Designing Ou Structures

By Author: fiona
Total Articles: 191
Comment this article

You should design OUs for simplicity. Previous chapters emphasized the use of Network+ exam minimal numbers of forests and domains. However, it is likely that your domains will require a number of OUs to meet administrative requirements. The best practice is to begin with one OU and then add only those OUs that you can justify. Although you can have many levels of nested OUs, keep the number of levels to a minimum (fewer than seven) to avoid administrative and performance problems.
You can find a wide variety of advice on how many levels down an OU structure is acceptable. Three to seven levels are probably the most common recommendations. However, some suggest that ten levels is still acceptable. The way in which you choose to configure and use the OU structure is probably of more concern than the actual number of levels. For example, a five-level nested OU structure with different group policies applied at each level would actually be more cumbersome than a seven-level OU hierarchy with fewer group policies applied. Logon and startup times increase when the system has ...
... more group policies to evaluate. Further, if you set different permissions on each OU in the hierarchy, troubleshooting could be considerably more difficult than if you had a structure with uniform (inherited) permissions applied. The point to keep in mind is to organize the OU structure to minimize the number of changes in permissions and to reduce the number of Network+ benefits processed. When designing OU structures for your organization, it's also important to keep the following in mind:
OUs are not security principals. That is, you cannot assign access permissions based on a user's membership in an OU. Access control is the respon?
sibility of global, domain local, or universal groups.
Users will not use the OU structure for navigation. Although users can see the OU structure of a domain, the most efficient way for users to find
resources in Active Directory is to query the global catalog. Therefore, you should define OUs "with administration, not users, in mind.
An OU is a container used to organize objects within one domain into logical administrative groups.
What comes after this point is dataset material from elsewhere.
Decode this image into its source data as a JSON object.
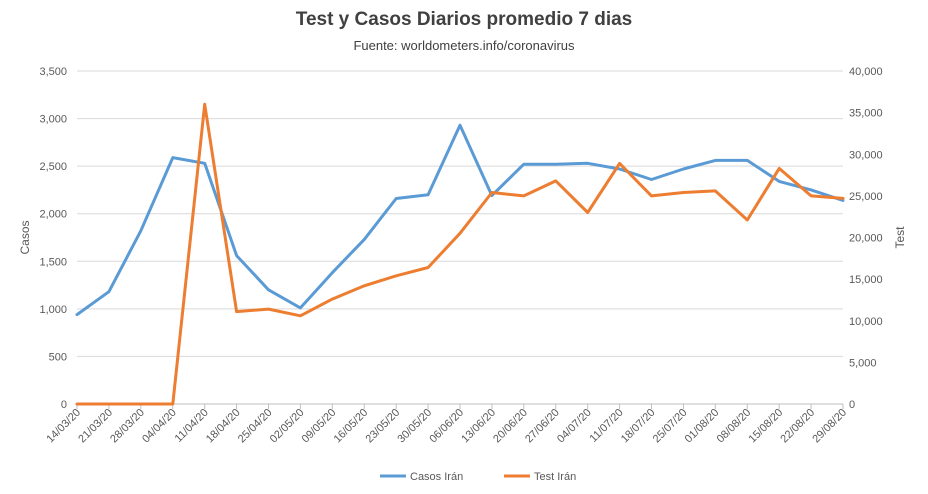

OUs can be added to other OUs to form a hierarchical structure.
There are three reasons for defining an OU: to delegate administration, to admin-ister Group Policy, or to hide objects.
Design OUs with administration, not users, in mind. Users will not use the OU structure for navigation. Design OUs for simplicity. The best practice is to begin with one OU and then add only those OUs that you can justify.
OUs are not security principals—you cannot assign access permissions based on a user's membership in an
MCITP certification. Access control is the responsibility of global, domain local, or universal groups.